Happy New Year!
Well, I began posting this once, but my browser crashed while I was trying to upload a photograph. One of these days...I had a rather uneventful New Year's Eve... I stayed home and edited the photographs I took yesterday while out for a four-hour Walk-n-Shoot.
I was pleased to see that the paper I photographed on December 1st was still in its place awaiting the third installment of a series I hope will last until the spring (which yesterday resembled by the way).
I kept the television off all night, wanting to have nothing to do with the ever-burgeoning foolishness that television has become. No doubt everybody missed Dick Clark... Fuh!
As sunrise came this morning, I woke to it beaming in my windows and had to grab a shot quickly – my first photograph of 2005 isn't the best, but it's my first. A year ago, I probably wouldn't have thought to run grab a camera; neither would I have done it many years before that. This must be a sign of something!
With a very strange year behind me – one in which I've re-invigorated my interest in photography, got inspired to become a bit more vocal politically (albeit mostly in the form of blogging), experienced the hell known as "raging teenage hormones", lost my full-time job thanks to the state having yanked 50% of its funding to the arts...
Doors close.
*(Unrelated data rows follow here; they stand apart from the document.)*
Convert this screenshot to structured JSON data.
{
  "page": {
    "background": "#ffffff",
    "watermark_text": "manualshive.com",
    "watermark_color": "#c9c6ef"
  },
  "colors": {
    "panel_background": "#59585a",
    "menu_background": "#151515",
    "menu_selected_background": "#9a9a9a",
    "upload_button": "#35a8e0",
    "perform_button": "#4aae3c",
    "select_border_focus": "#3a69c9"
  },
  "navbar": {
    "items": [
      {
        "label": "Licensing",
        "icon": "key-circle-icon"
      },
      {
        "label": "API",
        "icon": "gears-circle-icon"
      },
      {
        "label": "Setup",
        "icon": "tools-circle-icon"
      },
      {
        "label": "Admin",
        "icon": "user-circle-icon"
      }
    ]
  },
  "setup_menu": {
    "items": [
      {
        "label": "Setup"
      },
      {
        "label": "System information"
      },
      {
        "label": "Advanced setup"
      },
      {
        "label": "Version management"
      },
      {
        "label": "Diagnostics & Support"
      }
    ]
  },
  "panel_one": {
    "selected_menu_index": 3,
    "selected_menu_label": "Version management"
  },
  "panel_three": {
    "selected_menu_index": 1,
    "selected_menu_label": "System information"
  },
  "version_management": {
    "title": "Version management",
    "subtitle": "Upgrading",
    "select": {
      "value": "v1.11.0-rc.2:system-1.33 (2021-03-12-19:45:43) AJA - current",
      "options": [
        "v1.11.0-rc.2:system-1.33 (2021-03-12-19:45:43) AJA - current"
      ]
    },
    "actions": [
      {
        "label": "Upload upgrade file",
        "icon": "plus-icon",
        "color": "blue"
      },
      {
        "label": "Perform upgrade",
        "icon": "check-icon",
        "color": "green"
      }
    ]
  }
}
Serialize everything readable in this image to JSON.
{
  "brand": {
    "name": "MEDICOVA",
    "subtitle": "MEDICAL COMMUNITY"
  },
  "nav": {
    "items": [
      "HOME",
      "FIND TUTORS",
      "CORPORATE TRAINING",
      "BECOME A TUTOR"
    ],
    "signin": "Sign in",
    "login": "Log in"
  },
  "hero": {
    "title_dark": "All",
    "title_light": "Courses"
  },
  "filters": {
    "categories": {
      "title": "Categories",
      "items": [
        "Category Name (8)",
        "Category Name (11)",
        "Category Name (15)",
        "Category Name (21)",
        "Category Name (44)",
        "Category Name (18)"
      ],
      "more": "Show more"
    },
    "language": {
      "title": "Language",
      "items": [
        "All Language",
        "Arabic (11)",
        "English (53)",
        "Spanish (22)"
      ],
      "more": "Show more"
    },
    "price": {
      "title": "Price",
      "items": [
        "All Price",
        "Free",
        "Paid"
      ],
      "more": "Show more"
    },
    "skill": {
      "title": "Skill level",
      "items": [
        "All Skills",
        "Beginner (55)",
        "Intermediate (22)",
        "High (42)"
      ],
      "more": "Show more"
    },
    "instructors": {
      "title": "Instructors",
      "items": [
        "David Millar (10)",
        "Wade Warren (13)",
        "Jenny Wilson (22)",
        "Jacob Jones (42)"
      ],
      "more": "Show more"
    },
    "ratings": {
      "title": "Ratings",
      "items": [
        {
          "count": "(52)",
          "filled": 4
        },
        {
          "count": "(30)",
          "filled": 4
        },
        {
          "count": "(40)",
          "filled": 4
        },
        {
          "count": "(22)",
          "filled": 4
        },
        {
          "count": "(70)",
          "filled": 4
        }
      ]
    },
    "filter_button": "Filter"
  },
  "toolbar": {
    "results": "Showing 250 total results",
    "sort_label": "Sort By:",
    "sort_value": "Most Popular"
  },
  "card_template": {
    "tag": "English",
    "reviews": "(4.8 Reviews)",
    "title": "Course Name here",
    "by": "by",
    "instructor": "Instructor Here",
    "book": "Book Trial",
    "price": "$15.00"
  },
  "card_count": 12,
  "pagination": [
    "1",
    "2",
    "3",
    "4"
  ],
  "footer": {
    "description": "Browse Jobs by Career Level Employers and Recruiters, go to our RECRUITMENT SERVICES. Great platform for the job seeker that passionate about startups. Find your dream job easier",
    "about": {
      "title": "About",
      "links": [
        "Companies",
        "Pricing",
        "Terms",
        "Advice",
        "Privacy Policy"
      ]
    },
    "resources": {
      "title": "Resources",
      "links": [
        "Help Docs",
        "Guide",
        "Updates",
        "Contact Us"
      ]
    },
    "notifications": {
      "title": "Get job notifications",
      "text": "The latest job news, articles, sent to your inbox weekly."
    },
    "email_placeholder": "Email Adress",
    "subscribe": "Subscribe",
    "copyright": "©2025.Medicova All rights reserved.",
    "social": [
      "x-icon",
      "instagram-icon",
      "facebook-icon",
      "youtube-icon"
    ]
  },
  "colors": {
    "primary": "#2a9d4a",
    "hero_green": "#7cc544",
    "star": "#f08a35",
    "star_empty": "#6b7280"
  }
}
Doors open.
Some open for a second time... Last year, I created an alumni website for my high school (currently down due to problems with hosting), and in the process I was inspired to look up people I'd known long ago.
I found Mike Baird – one of my best friends as a kid – by doing a Google search, and finding so many results that I chose to click on Google's image search link. One of the first images that came up was one in which I recognized Mike after not having seen him in close to thirty years. He's a web developer in California. He has overcome a lot to become a successful businessman.
Alice Wilkinson – a teenage romance that never seemed to quite find its flame – lives near Chicago, two marriages and a couple of children (and step-children) later.
I located Sandy Harley, a woman I'd worked with (and fell for) when I lived in Minneapolis one summer – she's also in California and working on a Masters degree.
Sandy Pfefferle. I met her in the summer of 1978 in the parking lot of Bloomington, Minnesota's Metropolitan Stadium (where the Mall of America now sits, I believe) where I was tailgating (my first time) prior to a Minnesota Kicks (NASL) game. She gave her phone number to me and I must have dialed six of the seven numbers a dozen times – I was seeing the other Sandy at the time (or so I thought), so I couldn't quite get myself to dial the seventh. However, we talked and corresponded for a year or so after I left Minnesota; that I lived in Ohio and she in Minnesota was too difficult a commute to imagine, however, so things just petered out. She's happily married with three boys.
2004 has no doubt been an interesting year for my friends, as they've seen me become a bit more reclusive. I guess that so much of my vocation and avocation are computer-related that I find myself mercilessly tied to one. I am hoping to rectify that this year, as well as loosening up on other commitments.
I have been very lucky to know the people I call my friends; even luckier that they call me their friend. For fear of leaving someone out, I'm just going to say, "You know who you are!" and sincerely hope that covers it.
Here's to a great 2005!
1 comment:
a Happy New Year to you! I wish you all the best ... and then a little extra, on top of all that.